La modalidad de venta detectada era principalmente bajo la modalidad delivery.
“La venta normalmente es vía delivery. Son personas conocidas entre sí, muchas veces amigos o contactos habituales”, explicó.
En algunos casos, la entrega se realizaba directamente en domicilios particulares y en otros mediante puntos de venta fijos.
“Había lugares identificados donde la operación se hacía por una ventana. Se producía el intercambio de dinero y sustancia en segundos”, describió.
Ustarroz también contó que la facilidad para esconder o descartar pequeñas cantidades de droga dificulta mucho las investigaciones.
“Una bolsita de cinco gramos entra en el puño de una mano.
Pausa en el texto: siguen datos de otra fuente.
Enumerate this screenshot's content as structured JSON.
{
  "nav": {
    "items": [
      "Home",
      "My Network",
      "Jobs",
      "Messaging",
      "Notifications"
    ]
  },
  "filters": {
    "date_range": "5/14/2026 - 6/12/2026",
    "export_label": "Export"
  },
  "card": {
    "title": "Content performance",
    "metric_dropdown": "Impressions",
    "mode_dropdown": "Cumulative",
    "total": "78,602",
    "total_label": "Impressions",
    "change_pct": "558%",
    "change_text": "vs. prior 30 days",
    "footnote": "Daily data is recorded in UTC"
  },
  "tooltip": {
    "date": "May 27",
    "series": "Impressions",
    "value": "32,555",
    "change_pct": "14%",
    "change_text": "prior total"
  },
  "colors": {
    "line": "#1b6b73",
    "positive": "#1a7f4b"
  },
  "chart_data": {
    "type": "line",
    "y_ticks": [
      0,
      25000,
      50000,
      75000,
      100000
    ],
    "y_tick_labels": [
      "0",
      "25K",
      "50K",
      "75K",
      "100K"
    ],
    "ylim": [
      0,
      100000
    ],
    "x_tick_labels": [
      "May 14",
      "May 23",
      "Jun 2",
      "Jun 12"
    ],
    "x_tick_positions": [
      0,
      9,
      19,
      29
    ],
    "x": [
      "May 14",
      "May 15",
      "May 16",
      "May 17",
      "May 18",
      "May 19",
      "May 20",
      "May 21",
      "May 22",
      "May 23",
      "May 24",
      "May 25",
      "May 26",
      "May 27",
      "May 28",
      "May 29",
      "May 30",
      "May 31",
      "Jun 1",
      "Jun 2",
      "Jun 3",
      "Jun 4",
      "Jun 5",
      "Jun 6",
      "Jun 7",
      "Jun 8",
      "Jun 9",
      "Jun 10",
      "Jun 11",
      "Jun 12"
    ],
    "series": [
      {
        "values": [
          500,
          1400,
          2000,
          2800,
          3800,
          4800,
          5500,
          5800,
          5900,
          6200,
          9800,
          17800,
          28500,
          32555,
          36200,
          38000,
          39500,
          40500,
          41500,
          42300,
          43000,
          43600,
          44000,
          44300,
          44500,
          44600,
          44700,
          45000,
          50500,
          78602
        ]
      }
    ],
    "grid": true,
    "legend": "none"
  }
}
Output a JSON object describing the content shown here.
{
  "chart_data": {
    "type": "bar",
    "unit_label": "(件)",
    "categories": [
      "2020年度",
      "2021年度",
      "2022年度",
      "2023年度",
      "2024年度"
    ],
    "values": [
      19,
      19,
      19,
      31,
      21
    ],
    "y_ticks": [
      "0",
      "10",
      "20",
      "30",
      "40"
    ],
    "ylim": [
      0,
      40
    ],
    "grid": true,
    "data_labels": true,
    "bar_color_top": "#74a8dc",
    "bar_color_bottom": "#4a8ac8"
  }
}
Es muy fácil ocultarla o descartarla ante una interceptación policial”, señaló.
Incluso recordó un episodio puntual donde un sospechoso descartó cocaína durante una persecución y recién pudieron encontrarla cinco días después.
“El hombre escapó una cuadra, la policía lo atrapó, pero la droga apareció después debajo de un árbol”, relató.
Sobre el valor de la sustancia en el mercado ilegal local, indicó que actualmente un gramo de cocaína ronda los 40 mil pesos.
“Un gramo sirve para cinco o seis tiros (inhalaciones)”, detalló.
Durante la entrevista, el ayudante fiscal expresó una fuerte preocupación por las consecuencias sociales y sanitarias del narcotráfico en comunidades pequeñas.
“Esto no destruye solamente al consumidor, destruye familias enteras”, sostuvo.
Además, remarcó que muchas veces la problemática deriva en otros delitos.
“Genera robos, hurtos, defraudaciones y una situación muy triste para muchísimas familias”, lamentó.
El funcionario también aseguró que el trabajo investigativo continuará y que los allanamientos realizados no representan el final de la causa.
“Esto no es el final de nada. Es la continuación de un proceso”, advirtió.
Y añadió: “No queremos apresurarnos con algunas detenciones porque después vienen las excarcelaciones. Necesitamos pruebas sólidas”.
La investigación continúa enfocada ahora en identificar a quienes proveen droga a los vendedores locales y avanzar sobre toda la cadena de comercialización.
“Nos importa también quién le provee a ellos. La droga no se produce acá”, indicó.
Al concluir Ustarroz destacó el trabajo conjunto de la Subdelegación de Drogas Ilícitas de Tres Arroyos, el gabinete de investigaciones y las distintas fuerzas policiales que participaron del operativo.
“Fue un trabajo coordinado muy importante. Seguiremos trabajando porque esto lamentablemente no termina”, concluyó.